I am trying to intercept openat()
calls with the following library comm.c
. This is very standard minimal example, nothing special about it. I compile it with
>gcc -shared -Wall -fPIC -Wl,-init,init comm.c -o comm.so
I am pasting this standard minimal example to show that, I thought, I knew what I was doing.
#define _GNU_SOURCE
#include <dlfcn.h>
#include <sys/types.h>
#include <sys/stat.h>
#include <fcntl.h>
#include <stdarg.h>
#include <stdio.h>
typedef int (*openat_type)(int, const char *, int, ...);
static openat_type g_orig_openat;
void init() {
g_orig_openat = (openat_type)dlsym(RTLD_NEXT,"openat");
}
int openat(int dirfd, const char* pathname, int flags, ...) {
int fd;
va_list ap;
if (flags & (O_CREAT)) {
va_start(ap, flags);
fd = g_orig_openat(dirfd, pathname, flags, va_arg(ap, mode_t));
}
else
fd = g_orig_openat(dirfd, pathname, flags);
printf("openat dirfd %d pathname %s\n", dirfd, pathname);
return fd;
}
I am running a tar
command, again a minimal example, untarring an archive containing a single file foobar
, to a pre-existing subdirectory dir
:
>strace -f tar xf foobar.tar -C dir 2>&1 | grep openat
openat(AT_FDCWD, "dir", O_RDONLY|O_NOCTTY|O_NONBLOCK|O_DIRECTORY|O_CLOEXEC) = 4
openat(4, "foobar", O_WRONLY|O_CREAT|O_EXCL|O_NOCTTY|O_NONBLOCK|O_CLOEXEC, 0600) = -1 EEXIST (File exists)

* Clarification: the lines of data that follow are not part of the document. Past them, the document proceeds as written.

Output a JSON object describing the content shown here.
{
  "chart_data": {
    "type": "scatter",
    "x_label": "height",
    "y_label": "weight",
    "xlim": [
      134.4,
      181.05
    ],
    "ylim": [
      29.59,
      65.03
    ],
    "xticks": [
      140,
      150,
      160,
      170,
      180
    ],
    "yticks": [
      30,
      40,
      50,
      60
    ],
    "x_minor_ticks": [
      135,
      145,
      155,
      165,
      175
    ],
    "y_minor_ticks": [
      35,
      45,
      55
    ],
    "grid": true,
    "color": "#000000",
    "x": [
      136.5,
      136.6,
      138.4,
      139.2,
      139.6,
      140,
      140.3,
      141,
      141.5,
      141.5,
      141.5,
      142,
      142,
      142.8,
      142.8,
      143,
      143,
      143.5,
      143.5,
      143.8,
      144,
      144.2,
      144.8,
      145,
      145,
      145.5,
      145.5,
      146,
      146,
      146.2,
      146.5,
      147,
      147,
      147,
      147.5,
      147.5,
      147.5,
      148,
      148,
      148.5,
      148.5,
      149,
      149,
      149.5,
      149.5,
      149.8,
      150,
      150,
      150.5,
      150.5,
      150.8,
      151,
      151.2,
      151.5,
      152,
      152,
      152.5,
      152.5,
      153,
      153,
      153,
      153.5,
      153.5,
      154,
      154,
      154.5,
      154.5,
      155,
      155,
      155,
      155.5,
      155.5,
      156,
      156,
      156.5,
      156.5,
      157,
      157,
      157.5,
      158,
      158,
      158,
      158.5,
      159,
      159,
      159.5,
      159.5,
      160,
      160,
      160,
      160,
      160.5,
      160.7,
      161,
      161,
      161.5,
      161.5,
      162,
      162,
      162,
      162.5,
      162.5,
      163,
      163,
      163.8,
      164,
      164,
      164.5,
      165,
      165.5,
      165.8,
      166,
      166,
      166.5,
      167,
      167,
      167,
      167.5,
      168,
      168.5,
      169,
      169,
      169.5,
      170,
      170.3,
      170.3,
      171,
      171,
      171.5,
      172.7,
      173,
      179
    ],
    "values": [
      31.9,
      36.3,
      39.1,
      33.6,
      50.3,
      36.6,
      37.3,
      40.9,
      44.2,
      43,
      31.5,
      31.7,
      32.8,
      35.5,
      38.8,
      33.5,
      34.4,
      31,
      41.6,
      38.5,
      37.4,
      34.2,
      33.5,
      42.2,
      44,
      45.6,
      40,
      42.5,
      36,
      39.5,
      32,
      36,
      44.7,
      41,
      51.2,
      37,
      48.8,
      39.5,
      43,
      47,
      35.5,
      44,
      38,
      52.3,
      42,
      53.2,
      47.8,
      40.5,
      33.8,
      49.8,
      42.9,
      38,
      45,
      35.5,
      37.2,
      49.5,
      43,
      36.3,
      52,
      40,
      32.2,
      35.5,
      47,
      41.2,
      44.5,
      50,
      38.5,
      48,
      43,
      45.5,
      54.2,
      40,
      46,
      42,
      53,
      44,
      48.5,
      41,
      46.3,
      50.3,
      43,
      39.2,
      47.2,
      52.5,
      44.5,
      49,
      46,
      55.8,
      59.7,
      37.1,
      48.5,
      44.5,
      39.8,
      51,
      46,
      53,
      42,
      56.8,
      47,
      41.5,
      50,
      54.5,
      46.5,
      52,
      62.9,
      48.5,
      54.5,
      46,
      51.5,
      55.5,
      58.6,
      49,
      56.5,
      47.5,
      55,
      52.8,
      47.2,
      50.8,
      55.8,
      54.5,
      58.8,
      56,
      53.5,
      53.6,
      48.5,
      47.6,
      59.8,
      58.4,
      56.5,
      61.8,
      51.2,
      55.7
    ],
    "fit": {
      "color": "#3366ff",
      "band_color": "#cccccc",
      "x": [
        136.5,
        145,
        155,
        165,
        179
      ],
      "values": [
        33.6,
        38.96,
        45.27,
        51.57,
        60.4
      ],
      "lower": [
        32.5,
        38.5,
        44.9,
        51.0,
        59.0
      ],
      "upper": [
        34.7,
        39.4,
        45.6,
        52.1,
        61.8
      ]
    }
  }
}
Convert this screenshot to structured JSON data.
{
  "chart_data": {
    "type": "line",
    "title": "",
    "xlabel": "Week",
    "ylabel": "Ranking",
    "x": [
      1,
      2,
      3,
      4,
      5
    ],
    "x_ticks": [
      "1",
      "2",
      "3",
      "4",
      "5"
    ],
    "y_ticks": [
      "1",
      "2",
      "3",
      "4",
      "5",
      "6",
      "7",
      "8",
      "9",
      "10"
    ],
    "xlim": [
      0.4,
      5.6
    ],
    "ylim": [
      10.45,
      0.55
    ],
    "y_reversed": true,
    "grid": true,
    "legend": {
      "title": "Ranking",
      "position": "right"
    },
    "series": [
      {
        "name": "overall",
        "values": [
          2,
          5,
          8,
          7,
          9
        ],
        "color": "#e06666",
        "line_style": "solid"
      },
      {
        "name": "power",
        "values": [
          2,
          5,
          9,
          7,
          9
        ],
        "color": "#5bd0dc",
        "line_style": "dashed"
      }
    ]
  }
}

openat(4, "foobar", O_WRONLY|O_CREAT|O_EXCL|O_NOCTTY|O_NONBLOCK|O_CLOEXEC, 0600) = 5
However,
>LD_PRELOAD=./comm.so tar xf foobar.tar -C dir
openat dirfd 4 pathname foobar
openat dirfd 4 pathname foobar
OK, I know how to handle this - I have done this before - the reason for this kind of discrepancy, is that the system call openat()
that is shown by strace
is not done by the same-named user function openat()
. To find out what that other user function is, one gets the sources, rebuilds them, and finds out.
So, I got the sources for my tar
:
>$(which tar) --version
tar (GNU tar) 1.26
I got the tar
1.26 sources and rebuilt them myself, and, lo and behold, if I use the binary tar
that I built, rather than the above installed one, then comm.so
does catch all 3 openat
calls!
So that means there is no "other user function".
Please help, what is possibly going on here??
NO, the question is not answered by that previous question. That previous answer simply said, the library call may be differently named, than the underlying system call. Here, that is NOT the case because I recompiled the same code myself, and there are no other library calls in there.